Different treatment strategies have been used in the reported UESLs. Total or partial resection of the liver is the main treatment approach. Also, chemotherapy can be beneficial. The combination of surgical resection and chemotherapy is one of the best approaches for UESL [1]. However, a standard chemotherapy regimen is not considered for UESL. Although surgical resection is the main treatment strategy for UESL, in some conditions such as large tumor size, attachment to vital structures, and no response to neoadjuvant chemotherapy, it may become contraindicated. In these conditions, orthotopic liver transplantation could be a beneficial approach [10]. However, it is reported that extrahepatic tumor spread cannot be considered as a contraindication for surgical resection [4]. Despite the mentioned conditions, we showed that even a very large-sized UESL tumor with the size of 28 × 20 × 12 cm in a pediatric could be treated only with surgical resection and without neoadjuvant and/or adjuvant chemotherapy. Even though we referred the patient for completing her treatment with adjuvant chemotherapy, considering the very large size of the tumor, she refused chemotherapy. However, the patient reported no signs of recurrence in the follow-up six years following the surgery.

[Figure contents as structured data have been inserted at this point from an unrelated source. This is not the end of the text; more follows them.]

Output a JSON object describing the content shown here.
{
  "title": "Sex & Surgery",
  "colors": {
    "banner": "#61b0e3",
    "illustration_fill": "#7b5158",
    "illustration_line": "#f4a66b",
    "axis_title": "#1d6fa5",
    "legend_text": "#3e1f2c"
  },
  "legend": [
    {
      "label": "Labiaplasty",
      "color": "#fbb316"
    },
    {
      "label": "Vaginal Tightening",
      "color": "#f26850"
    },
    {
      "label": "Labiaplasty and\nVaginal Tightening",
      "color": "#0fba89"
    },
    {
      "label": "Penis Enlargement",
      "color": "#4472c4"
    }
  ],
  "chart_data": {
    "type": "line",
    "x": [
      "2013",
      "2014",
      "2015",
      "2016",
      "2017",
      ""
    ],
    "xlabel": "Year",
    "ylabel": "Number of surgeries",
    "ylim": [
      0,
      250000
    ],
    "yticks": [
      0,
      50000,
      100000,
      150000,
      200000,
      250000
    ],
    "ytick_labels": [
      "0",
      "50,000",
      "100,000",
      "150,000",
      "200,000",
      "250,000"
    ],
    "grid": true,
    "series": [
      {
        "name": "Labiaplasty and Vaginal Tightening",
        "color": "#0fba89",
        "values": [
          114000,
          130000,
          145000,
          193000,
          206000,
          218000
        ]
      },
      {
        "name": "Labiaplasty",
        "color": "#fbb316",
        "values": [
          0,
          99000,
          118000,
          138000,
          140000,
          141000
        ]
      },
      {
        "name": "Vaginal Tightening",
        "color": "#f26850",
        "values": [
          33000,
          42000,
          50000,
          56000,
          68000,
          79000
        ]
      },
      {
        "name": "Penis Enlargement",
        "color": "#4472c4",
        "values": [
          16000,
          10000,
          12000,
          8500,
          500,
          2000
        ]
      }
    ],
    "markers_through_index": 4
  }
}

In addition to the mentioned treatments, other options have been utilized in some cases. Radiation therapy is used in several cases, but its effectiveness is not completely determined [11]. Also, orthotopic liver transplantation has been an effective alternative to total surgical resection [10, 12].

Some complications can occur in UESL cases, such as extrahepatic metastasis, which has been observed in organs such as the lung, diaphragm, and peritoneum, with a prevalence of approximately 20% [4]. Direct involvement of the heart with inferior vena cava tumor extension to the right atria has been reported [13]. Also, tumor spontaneous rupture, which is a life-threatening complication, should be considered [14, 15]. Furthermore, UESL recurrence rate is high [16]; so, an early diagnosis is necessary to prevent fatal outcomes.

Finally, UESL can be misdiagnosed with other hepatic lesions. Imaging shows a cystic lesion, and clinical manifestation and laboratory tests are not specific. A multidisciplinary approach is needed for an accurate preoperative diagnosis; however, a lack of understanding of UESL makes it difficult to diagnose the tumor initially [6]. The differential diagnosis of UESL in children can be hepatoblastoma, mesenchymal hamartoma, and embryonal rhabdomyosarcoma of the biliary tree (Table 2) [3, 17,18,19,20,21,22,23,24]. Besides, although immunohistochemistry is a helpful test for accurate diagnosis of the tumor and ruling out other liver tumors, UESL has no specific markers [25].

Table 2 Comparison of undifferentiated embryonal sarcoma of the liver, hepatoblastoma, mesenchymal hamartoma and embryonal rhabdomyosarcoma

In conclusion, although the combination of surgical resection and chemotherapy is the optimal treatment for UESL, we showed that treatment of very large tumors, such as in our case, is possible only with anatomical resection. However, disposing of the need for adjuvant chemotherapy still requires further evidence and studies. Generally, there are two important steps in the management and treatment of UESL:

  1. 1.

    An early diagnosis to prevent the possible complications and increase the chance of survival in the patients; keeping in mind the differential diagnosis of the tumor

  2. 2.

    Considering therapeutic options and choosing the best treatment for the patient, depending on the patient’s condition; so far, surgical excision plays the main role in the treatment.